Maj Hirdman was a working-class author.
Maj Hirdman was born in Söderbärke, Dalarna in 1888. Both of her parents came from Värmland. Her father, Lars Magnus Eriksson, came from a wealthy family which had gone bankrupt in the 1870s and become destitute. Maj Hirdman’s father was then sent to learn woodworking skills. Once he became a carpenter and carver he and his young wife Mathilda, and their expanding troop of children, moved to Norberg. This coincided with the period when unrest was brewing in Norberg – the miners were dissatisfied with their pay and working conditions – and in 1891 the Norberg strike started. At that point Maj Hirdman was three years old. Her father died a couple of years after the strike, aged only 37. Despite the terrible situation they were in he had tried to do everything he could to provide for his family and his death was a disaster for the family. His widow Mathilda was left alone and unable to provide for her four children. Maj Hirdman was put into foster care in Stockholm, but she was not happy there and so she stole money for a train ticket and used it to return to her home in Norberg.
Maj Hirdman’s artistic talent became apparent when she was very young. She was able to read long before she started school. As Maj Hirdman herself wrote in the 1932 anthology Ansikten, “There was no question of studying. If a poor girl had an exceptional voice then perhaps a lady of the manor would deign to discover her and make the girl and herself famous at the same time. But how can a remarkable ability for studying be discovered? Perhaps at a school of some kind, but if the talent was not apparent in marks obtained – as is often the case – then little Anna could harbour no such hope. There was no-one on earth who knew of her abilities”. Maj Hirdman was the sole female contributor to the volume, which contained entries by 17 male working-class writers.
Maj Hirdman joined the youth club in Högfors while she was living in Norberg. This was a radical club focused on culture and politics. There she met Hinke Bergegren, an agitator and socialist, who became a very encouraging friend to her. She campaigned and actively promoted solidarity and sold the magazine Brand. She became known as ‘Red Maja’ in Norberg.
When she was 13 years old she got her first job as a maid in Hedemora. She worked there for a few years but then moved to Avesta where she became the house-keeper for the postmaster. Followers of ‘red’ socialist concepts could also be found in Avesta. Maj Hirdman met Ragnar Casparsson, one of the main figures of the workers’ movement, who later became governor of Västmanland. He worked at Avesta Järnverk and used to refer to Maj Hirdman as “the postmaster’s beautiful maid”. She also met Gunnar Gustavsson, another young radical man who was a visionary when it came to the working classes, who wrote for Brand. Hinke Bergegren took him under his wings. Gunnar Gustavsson later adopte Hirdman’s surname and went on to become director of studies for and a prominent figure in the Arbetarnas bildningsförbund (AB) (workers’ educational association), which was established in 1912.
Maj Hirdman and Gunnar got married and moved in together.
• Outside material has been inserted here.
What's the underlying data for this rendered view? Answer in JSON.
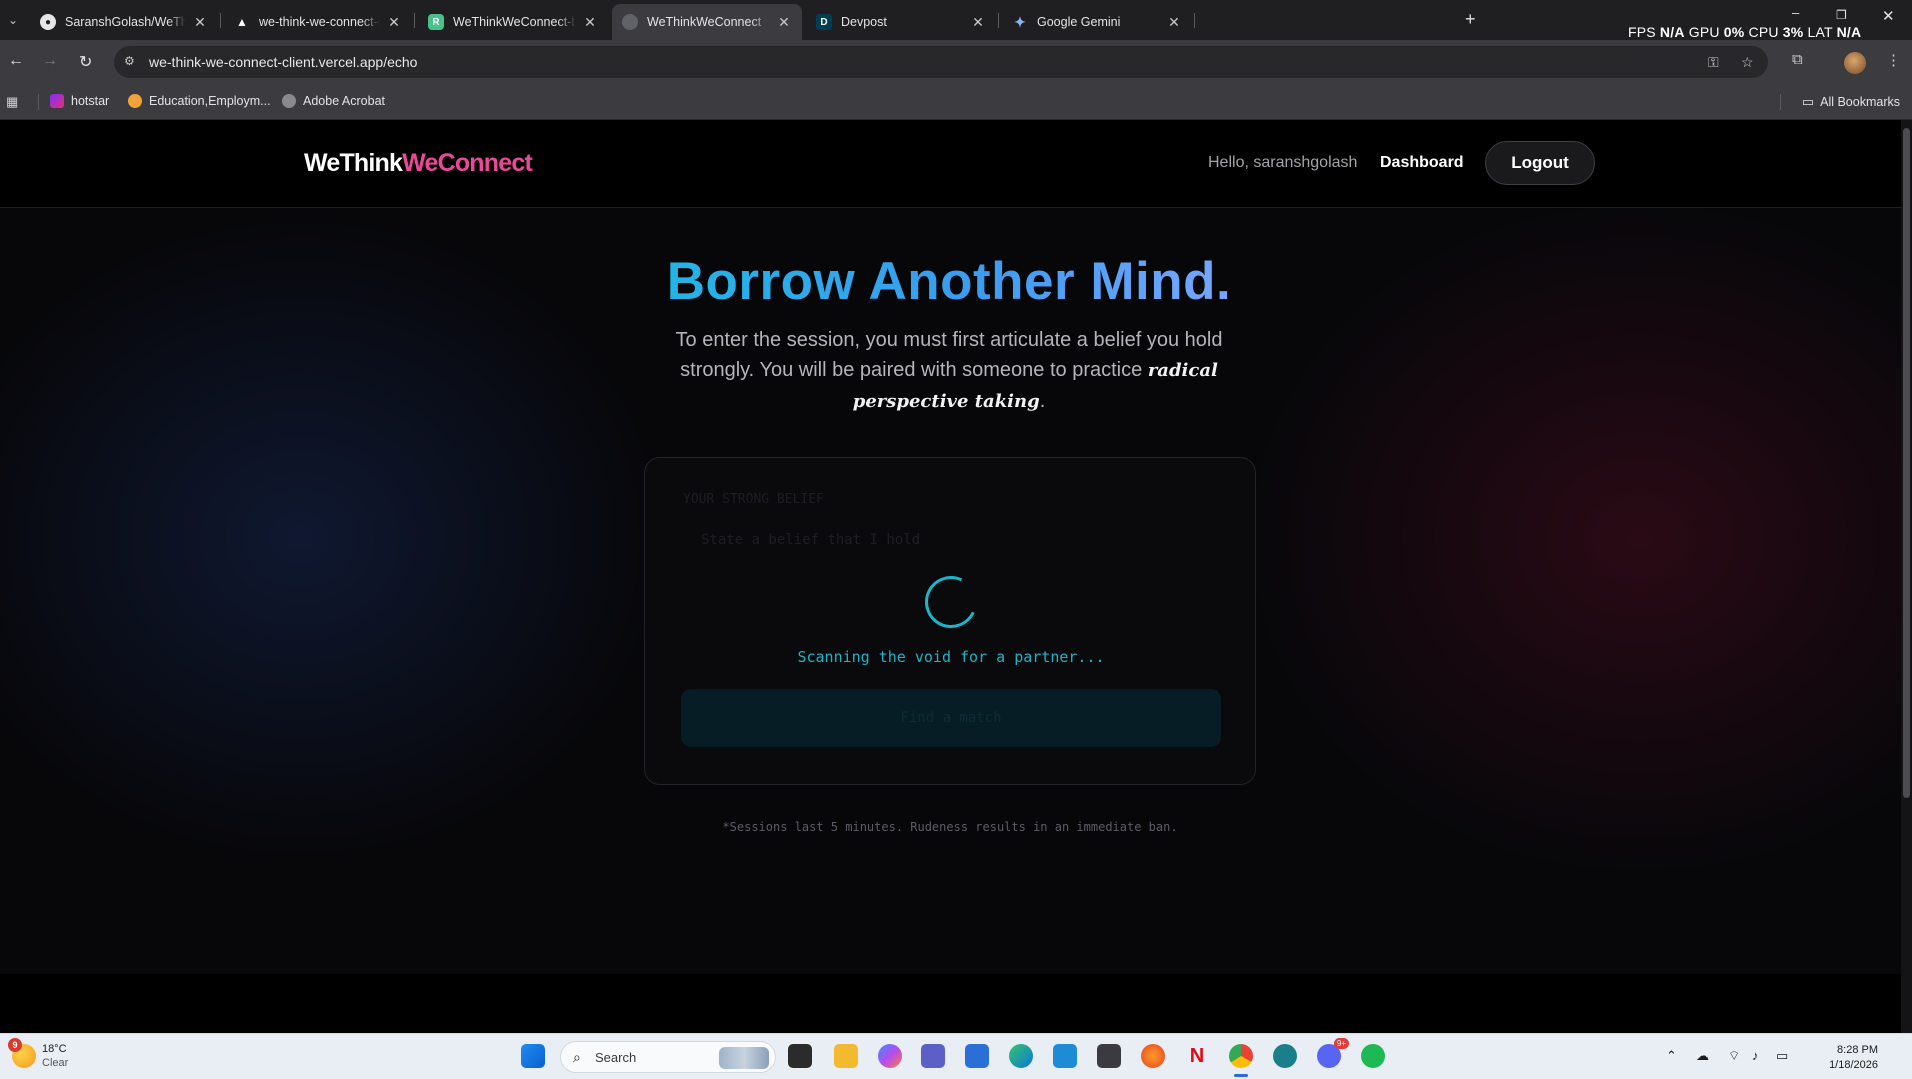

Their first shared home was in Norberg. They had three children together and Maj Hirdman became responsible for the home, household and children. Their union was not a happy one and Maj Hirdman’s nerves suffered from the pressures of carrying all the responsibility. It was difficult to successfully pull of being both a wife and a mother and also finding the time to write. Maj Hirdman struggled to find her own space. One of her short stories is called ‘Barnamörderskan’ (the female child-killer), which tells the story of a mother who kills her child. This story generated serious discussion and Maj Hirdman was harshly judged by her social circle. She writhed and struggled against her constraints but could not break free. As the wife of the talented and hard-working Gunnar Hirdman she ended up living in his shadow.
Maj Hirdman published 17 books but never really had the success of a public breakthrough. However, in 1945 she was awarded the Vi magazine literary prize for her novel Uppror i Järnbärarland, an account of the Norberg strike.
Maj Hirdman died in 1970. She is buried at Bromma cemetery in Stockholm.